After four hours smooth sailing, the Still Water tied up at Havana’s Hemingway Marina. The well-heeled passengers breakfasted on smoked salmon and pastries, then boarded an air-conditioned Cuban government bus for a day of touring the city.

The Cold War made the Florida Straits into a stage for nuclear showdown and a graveyard for thousands of Cuban rafters seeking better lives in the United States. Now, normalization of the U.S.-Cuba relationship is transforming the 90 miles between the U.S. and Cuba back into a playground for hulking cruise ships and sleek yachts,

For the first time in decades, the U.S. government is authorizing a wide range of large-scale sea travel to Cuba. Since declaring detente in December, the Obama administration has issued permits to dozens of sailboats, at least five ferry companies, four cruise lines and the Palm Beach-based yacht broker that chartered out the Still Water. The 78-foot yacht features satellite Internet, four staterooms and a wet bar.

“It’s a little bubble. You can have the comforts of home in Havana,” said Jim Friedlander, president of Academic Arrangements Abroad, which helped organize the trip.

Cuban tourism officials and U.S. boating aficionados and entrepreneurs are salivating about a possible return to the go-go days before Cuba’s communist revolution, when thousands of well-heeled Americans a year sailed to Havana for long weekends of tropical leisure.

“What’s the natural market for nautical tourism in Cuba? The United States of America – the No. 1 country in the international yachting market,” said Jose Miguel Diaz Escrich, commodore of the International Hemingway Nautical Club of Cuba. “We’re talking about tens of thousands of yachts that might come.”

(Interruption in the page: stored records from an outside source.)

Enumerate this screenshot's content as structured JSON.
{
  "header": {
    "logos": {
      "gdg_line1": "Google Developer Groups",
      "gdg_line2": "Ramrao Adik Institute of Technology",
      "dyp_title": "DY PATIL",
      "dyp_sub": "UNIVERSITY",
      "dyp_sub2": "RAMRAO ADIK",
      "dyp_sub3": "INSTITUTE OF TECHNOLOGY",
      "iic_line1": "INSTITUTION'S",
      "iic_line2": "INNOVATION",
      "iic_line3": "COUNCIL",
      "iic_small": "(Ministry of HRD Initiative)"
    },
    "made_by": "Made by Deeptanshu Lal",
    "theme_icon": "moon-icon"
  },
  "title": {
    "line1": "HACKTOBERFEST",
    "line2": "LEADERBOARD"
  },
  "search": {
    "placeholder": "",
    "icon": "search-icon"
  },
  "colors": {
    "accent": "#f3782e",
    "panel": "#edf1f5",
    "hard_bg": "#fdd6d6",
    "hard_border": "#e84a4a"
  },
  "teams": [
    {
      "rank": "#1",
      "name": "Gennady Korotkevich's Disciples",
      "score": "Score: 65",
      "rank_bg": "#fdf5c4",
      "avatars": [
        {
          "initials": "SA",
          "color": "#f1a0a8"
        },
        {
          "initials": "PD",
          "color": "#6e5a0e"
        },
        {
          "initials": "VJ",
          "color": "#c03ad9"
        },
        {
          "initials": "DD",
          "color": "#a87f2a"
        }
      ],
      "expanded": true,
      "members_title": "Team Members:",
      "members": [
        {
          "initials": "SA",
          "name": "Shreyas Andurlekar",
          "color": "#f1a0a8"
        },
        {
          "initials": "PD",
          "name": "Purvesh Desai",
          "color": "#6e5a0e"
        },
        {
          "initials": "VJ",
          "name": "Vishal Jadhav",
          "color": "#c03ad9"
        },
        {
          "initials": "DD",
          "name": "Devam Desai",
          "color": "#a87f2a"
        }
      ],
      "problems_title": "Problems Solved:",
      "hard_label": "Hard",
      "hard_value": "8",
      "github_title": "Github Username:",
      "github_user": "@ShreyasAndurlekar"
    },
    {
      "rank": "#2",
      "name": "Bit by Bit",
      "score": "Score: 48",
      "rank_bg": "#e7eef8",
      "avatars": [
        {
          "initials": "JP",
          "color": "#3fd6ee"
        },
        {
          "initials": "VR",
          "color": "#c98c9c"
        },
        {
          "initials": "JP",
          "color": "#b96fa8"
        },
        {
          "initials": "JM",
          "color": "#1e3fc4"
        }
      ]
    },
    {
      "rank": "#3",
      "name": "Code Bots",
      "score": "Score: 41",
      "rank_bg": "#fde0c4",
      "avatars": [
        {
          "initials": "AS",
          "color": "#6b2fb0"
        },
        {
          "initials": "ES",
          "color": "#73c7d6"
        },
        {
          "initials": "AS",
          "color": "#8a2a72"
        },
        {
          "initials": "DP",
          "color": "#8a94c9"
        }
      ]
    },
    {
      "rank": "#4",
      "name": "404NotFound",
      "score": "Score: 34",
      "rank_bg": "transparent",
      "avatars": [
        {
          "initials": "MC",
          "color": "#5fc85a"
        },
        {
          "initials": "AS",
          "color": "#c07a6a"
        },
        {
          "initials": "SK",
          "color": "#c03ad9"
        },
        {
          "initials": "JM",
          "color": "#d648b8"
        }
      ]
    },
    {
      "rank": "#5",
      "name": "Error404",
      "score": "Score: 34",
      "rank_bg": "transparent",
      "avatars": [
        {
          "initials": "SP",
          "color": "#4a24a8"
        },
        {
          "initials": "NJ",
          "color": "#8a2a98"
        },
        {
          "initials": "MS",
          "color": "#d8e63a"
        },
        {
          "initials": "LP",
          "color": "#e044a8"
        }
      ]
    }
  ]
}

Fidel Castro in 2005 called cruise ships “floating hotels” that “leave their trash, their empty cans and papers for a few miserable cents.” But under his brother and successor as president, Raul Castro, the government appears to have no such reservations. Cuba has been rapidly approving port calls by U.S. cruise ships and planning new marinas with thousands of slips for yachts in the polluted Bay of Havana and at the resort of Varadero, 90-minutes away.